Dream Sequence 11



Phase Seven: The temple of Rudra

The performance was the one aspect of the production I had planned to shoot with a team. In an hour-long event taking place on an area the size of a football field, with outrageous moments happening everywhere, I simply needed the coverage. There were eight Scribes of Rudra (the keepers of history of this particular civilization used DV cameras instead of ink and papyrus), two still photographers, and six videographers. We had our own costumes and were our own mini-sect. This role let us shoot from within the performance with a minimum of distraction to the proceedings. Moreover, the reality of being one of the tribe was necessary to this event. Participation was mandatory, and I felt that this was a kind of breakthrough in documentary production, where the subject/object wall was dissolved. The Scribes were as much a part of the opera as anyone else.

There was one additional member of our contingent who carried something Ladd and I had designed the previous month in San Francisco. It was a large plastic globe that appeared to be an eyeball. It was about a foot in diameter and was mounted on a pole. There were two lights inside the globe, and they were controlled by switches farther down on the pole. It was powered by a 12-volt battery, which could be carried in a small backpack and slung over the user's back. One 12-volt light with a gel around it would illuminate the globe a bright reddish pink. The other switch controlled another 12-volt light, which shone out of a hole in the front of the globe. We called this lighting device/ceremonial object The Eye of Rudra. Not only was it our standard, it was used by The Bearer of the Eye to illuminate areas that required light for any of the Scribes who needed something they were shooting to be lit. Kelly Durkin, dressed only in outrageous black-and-white body paint, with multicolored film leaders streaming from her hair, bore the eye with a light grace and a wonderful sense of ceremony.

I knew from experience that shooting the opera well is an amazingly difficult task. It requires total concentration and awareness, as bits of magic would happen spontaneously all around. Although we knew the series of events that were supposed to occur (fondly called "the script"), there was a lot of room for improvisation from all the participants. I tried to limit everyone's shooting areas to certain quadrants to ensure coverage, but that didn't always come off as planned, as the camera people would see something happening and run over to it. Another instruction was to shoot everything at a shutter speed of 1/30 or 1/15 of a second. This boosted our low-light sensitivity and produced a strobe effect I felt was appropriate to the fantasy subject matter.

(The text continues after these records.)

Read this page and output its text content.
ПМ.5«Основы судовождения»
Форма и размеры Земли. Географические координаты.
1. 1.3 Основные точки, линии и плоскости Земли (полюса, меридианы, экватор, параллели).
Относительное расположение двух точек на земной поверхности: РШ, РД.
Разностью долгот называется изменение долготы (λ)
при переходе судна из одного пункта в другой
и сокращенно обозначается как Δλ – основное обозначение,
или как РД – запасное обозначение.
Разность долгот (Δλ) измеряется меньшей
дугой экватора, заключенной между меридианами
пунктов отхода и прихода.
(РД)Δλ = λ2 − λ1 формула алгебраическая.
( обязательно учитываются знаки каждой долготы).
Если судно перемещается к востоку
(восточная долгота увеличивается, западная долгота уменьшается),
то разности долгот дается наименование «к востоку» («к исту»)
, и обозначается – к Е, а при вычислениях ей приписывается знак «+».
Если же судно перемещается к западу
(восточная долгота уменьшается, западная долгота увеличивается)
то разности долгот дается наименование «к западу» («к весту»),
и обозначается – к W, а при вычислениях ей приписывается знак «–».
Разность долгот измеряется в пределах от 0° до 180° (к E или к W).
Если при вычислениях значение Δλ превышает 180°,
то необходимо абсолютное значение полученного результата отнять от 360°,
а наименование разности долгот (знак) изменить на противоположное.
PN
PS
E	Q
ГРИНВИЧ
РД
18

As it did the year before, the outrageously primal setting transported me to another time and place, with the uncanny sensation that I was inhabiting the dream of a god. Having been "here" before, I had an advantage the rest of the crew did not. For some, the intensity of the temple in flames and the presence of all this semiorganized madness made for some pretty distracted shooting, and much of the footage from that magical night proved unusable. But everyone's camera caught some of the amazing moments of the opera and helped to make what I believe is a totally unique document of a rare and beautiful event.